Il faut lire « L'ombre du monde », le texte tout entier, les onze parties ligne à ligne et reprendre les premières sections où les chiffres et les analyses sont si déterminants. Nous apprenons que la menace d'incarcération s'est considérablement accrue ces vingt dernières années, que le nombre de personnes sous main de justice est de 250 000 et le nombre de détenus de plus de 65 000. L'accroissement récent de la population carcérale est dû à l'alourdissement par la loi des sanctions et à la sévérité accrue des tribunaux sous pression du pouvoir exécutif. le nombre des courtes peines a considérablement augmenté.

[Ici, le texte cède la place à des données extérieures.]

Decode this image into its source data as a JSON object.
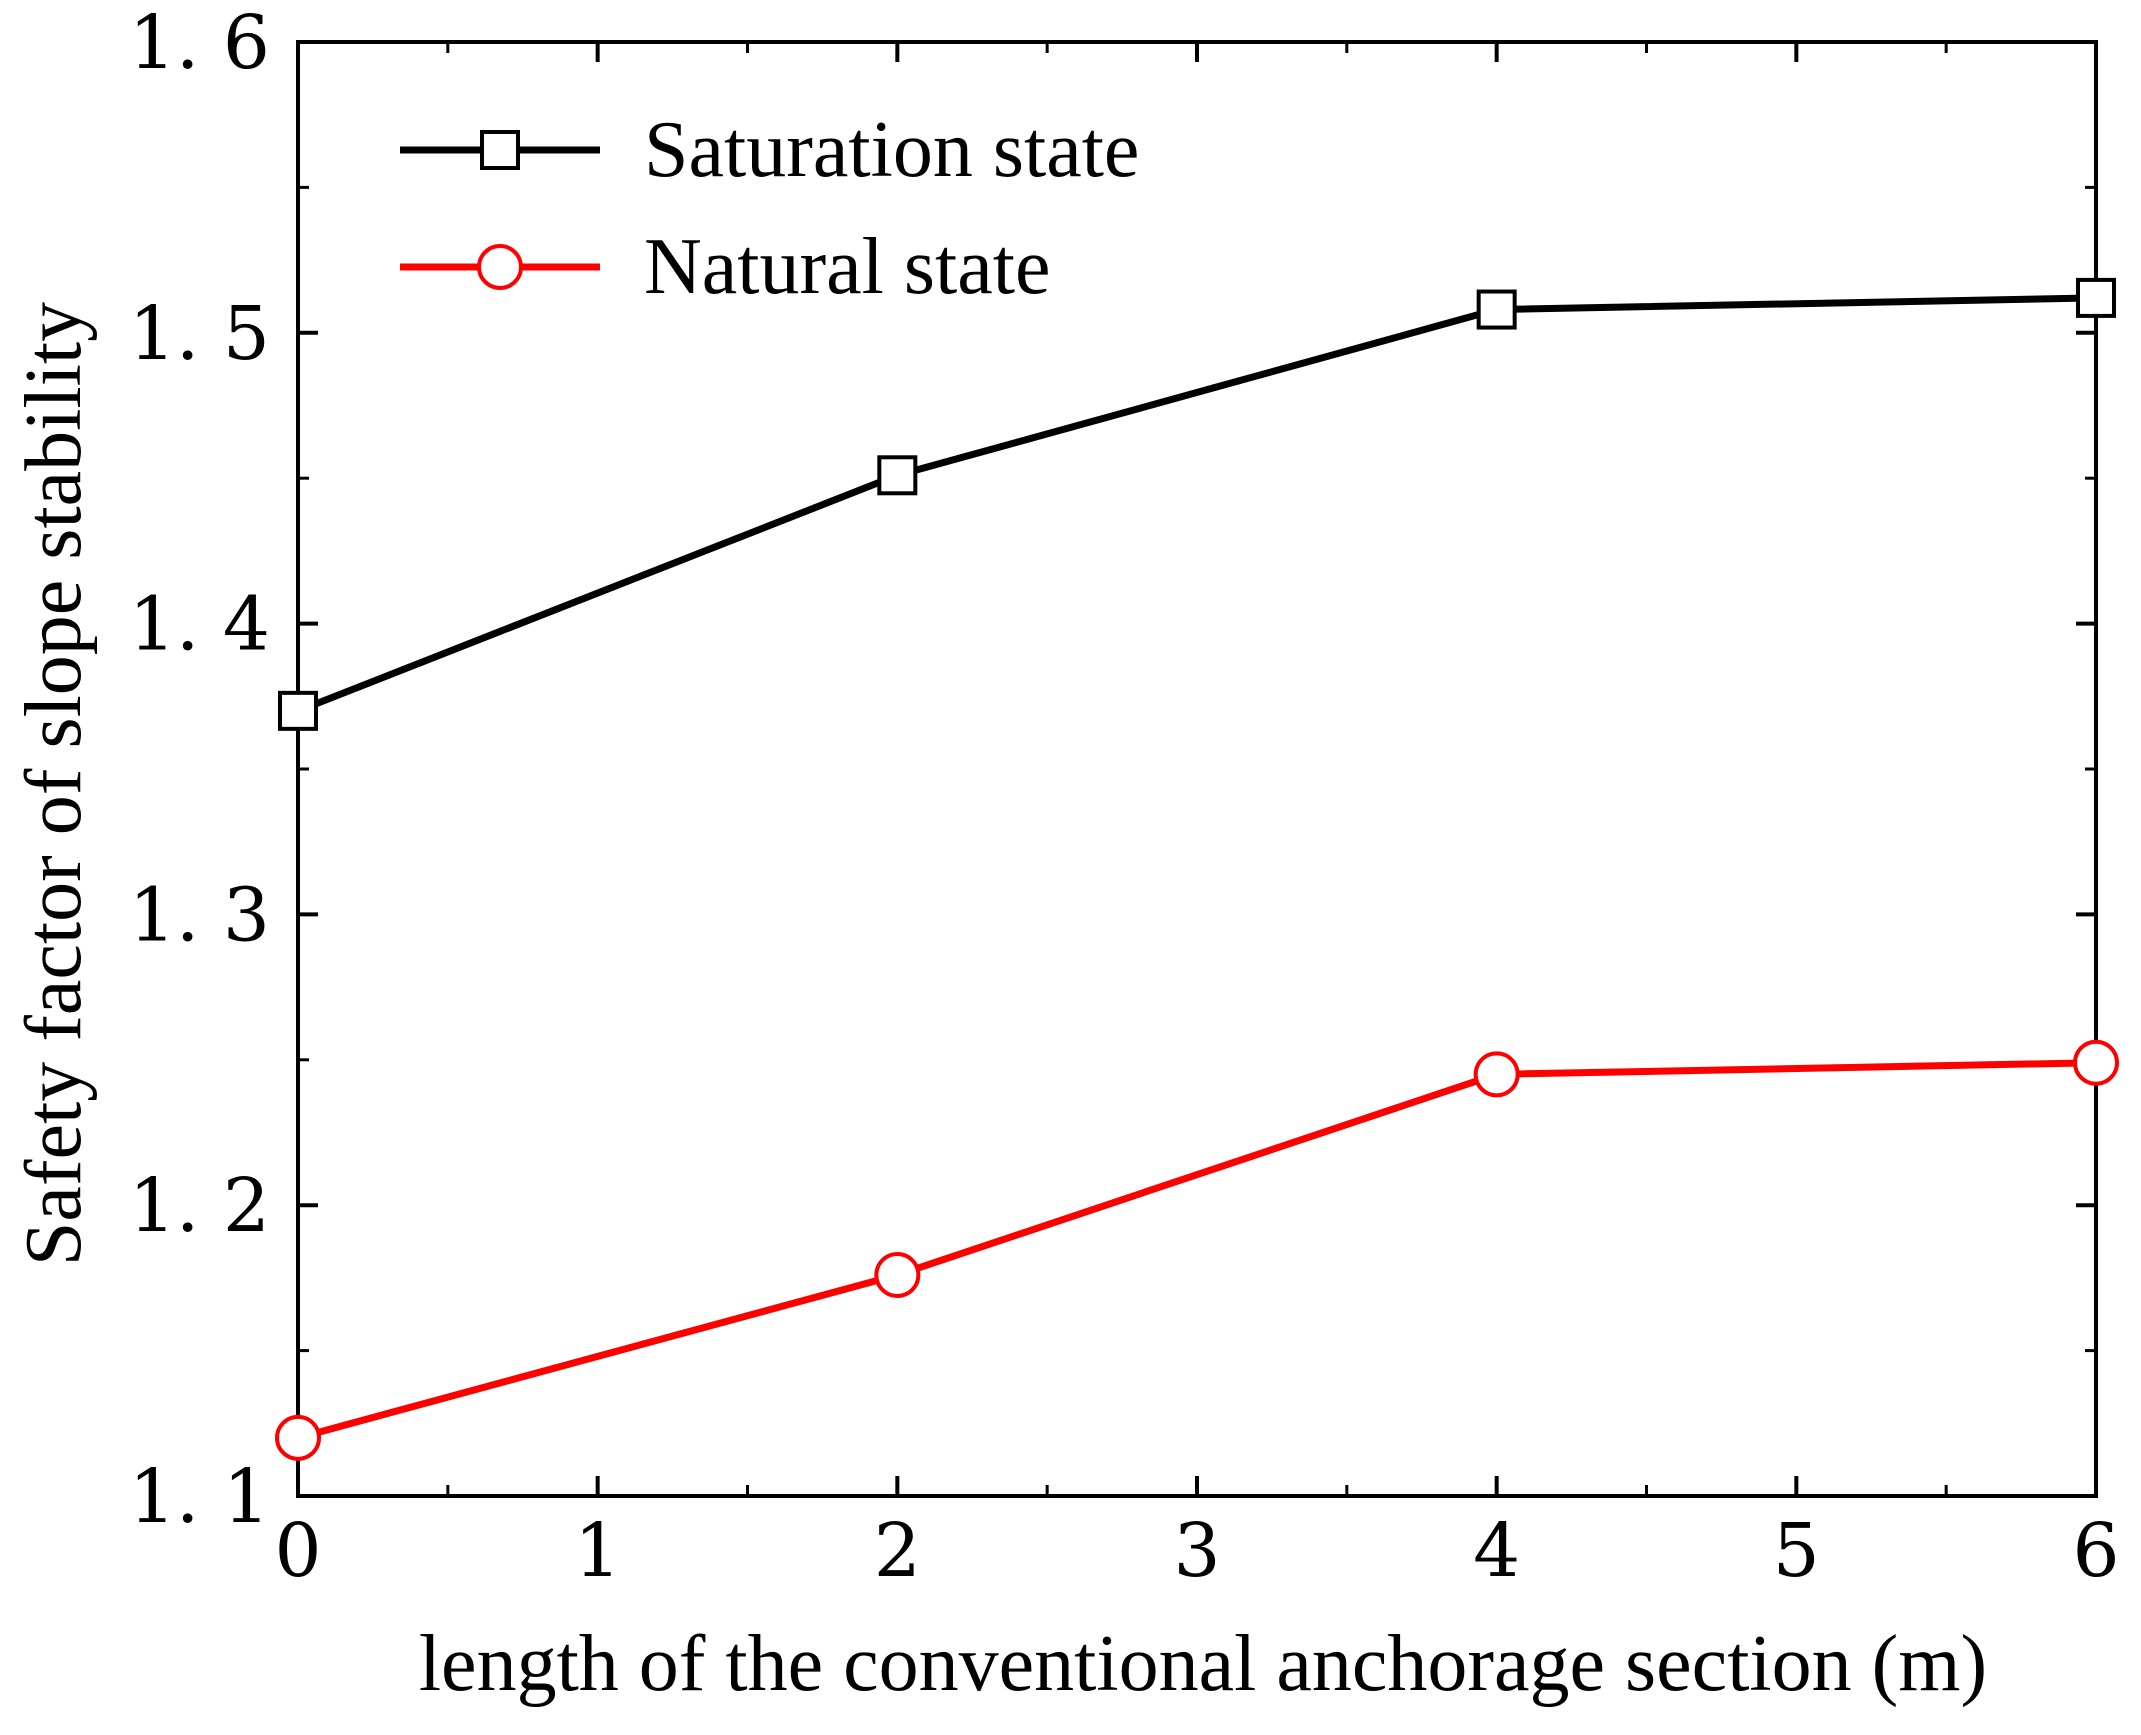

La prison considérée comme une arme contre la récidive avec le double argument de la neutralisation et la dissuasion, nous dit Didier Fassin, est contredite par la plus simple réalité statistique. Dans les années 2000, 59% des personnes, cinq ans après leur sortie, sont recondamnées et 46% font de la prison ferme. Et ces taux sont plus élevés pour les jeunes, les sans emploi et les courtes peines sans aménagement à la sortie. La prison désocialise (rupture familiale et professionnelle) et resocialise dans les milieux déviants. Les pouvoirs ont légiféré pour ce qui est de la prévention de la récidive à l'inverse de ce qui est connu, les mesures prises ont au contraire encouragé les rechutes.

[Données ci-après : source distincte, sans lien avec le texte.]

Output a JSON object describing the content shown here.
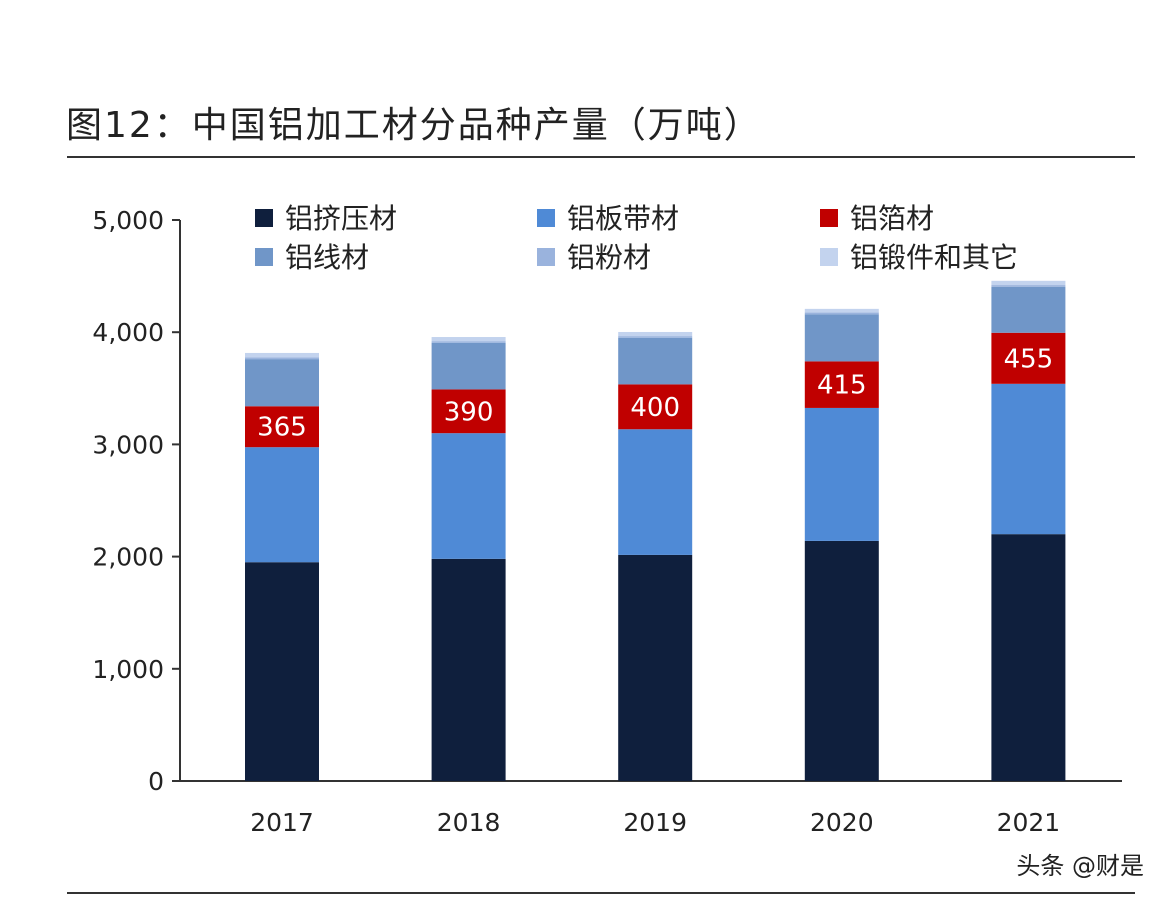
{
  "title": "图12：中国铝加工材分品种产量（万吨）",
  "watermark": "头条 @财是",
  "chart_data": {
    "type": "bar",
    "stacked": true,
    "title": "图12：中国铝加工材分品种产量（万吨）",
    "xlabel": "",
    "ylabel": "",
    "ylim": [
      0,
      5000
    ],
    "yticks": [
      0,
      1000,
      2000,
      3000,
      4000,
      5000
    ],
    "ytick_labels": [
      "0",
      "1,000",
      "2,000",
      "3,000",
      "4,000",
      "5,000"
    ],
    "grid": false,
    "legend_position": "top",
    "categories": [
      "2017",
      "2018",
      "2019",
      "2020",
      "2021"
    ],
    "series": [
      {
        "name": "铝挤压材",
        "color": "#0f1f3d",
        "values": [
          1950,
          1980,
          2015,
          2140,
          2200
        ]
      },
      {
        "name": "铝板带材",
        "color": "#4f8ad6",
        "values": [
          1025,
          1120,
          1120,
          1185,
          1340
        ]
      },
      {
        "name": "铝箔材",
        "color": "#c00000",
        "values": [
          365,
          390,
          400,
          415,
          455
        ],
        "show_labels": true
      },
      {
        "name": "铝线材",
        "color": "#7096c8",
        "values": [
          420,
          415,
          415,
          420,
          410
        ]
      },
      {
        "name": "铝粉材",
        "color": "#9ab3dd",
        "values": [
          15,
          15,
          15,
          15,
          15
        ]
      },
      {
        "name": "铝锻件和其它",
        "color": "#c3d3ee",
        "values": [
          40,
          37,
          37,
          33,
          38
        ]
      }
    ]
  }
}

Alors ? Foucault dans « Surveiller et punir » affirme : la prison n'échoue pas, elle réussit ! Il faut, nous dit-il, pour s'en persuader, sortir de l'explication interne de la gestion des détenus et se préoccuper de ce qui en amont l'alimente : la production des illégalismes. Les illégalismes sont des éléments positifs du fonctionnement social. Tout espace législatif ménage des espaces profitables et protégés où la loi peut être violée, d'autres où elle peut être ignorée, d'autres enfin où les infractions sont sanctionnées. La prison est l'instrument de réaménagement du champ de ces nouveaux illégalismes, la courroie de distribution de son économie. L'enfermement aujourd'hui apparait comme le meilleur moyen d'administrer criminels et délinquants mais particulièrement certaines populations : malades mentaux et personnes socio économiquement déficientes. La prison recrute massivement dans le sous-prolétariat, chez les jeunes d'origine ouvrière, les chômeurs, les banlieusards, les personnes d'origine africaine. L'héritage colonial et le racisme s'ajoutent aujourd'hui aux plus anciens motifs que sont la précarité économique et la ségrégation spatiale. La répression se concentre presqu'exclusivement sur la petite délinquance des milieux populaires, délinquance favorisée comme nous le savons par les parcours toujours chaotiques, les scolarités souvent interrompues, le chômage omniprésent et les instabilités familiales inévitables. La prison ne punit pas les infractions les plus préjudiciables à la société, elle met à l'écart et prévient les désordres, elle dénigre et persuade les individus stigmatisés de leur inexistence sociale. C'est un travail sur les esprits et les corps qu'elle mène. La prison apporte une réponse répressive à la question de la pauvreté, elle est un mode de gouvernement des inégalités. Didier Fassin, dans ces presque six cents pages, n'affirme pas, il montre et démontre ; il ne noircit pas le tableau, au contraire il le peint de couleurs un peu trop vives – c'est notre seul reproche. Sans nul doute, la présence en maison d'arrêt, toute participante et discrète soit-elle, du professeur à l'Institute for Advanced Study de Princeton et du directeur d'études à l'EHSS aura adouci bien des situations …
(Une mise en forme par l'éditeur des nombreux chiffres aurait été la bienvenue (courbes, tableaux, histogrammes, annexe)).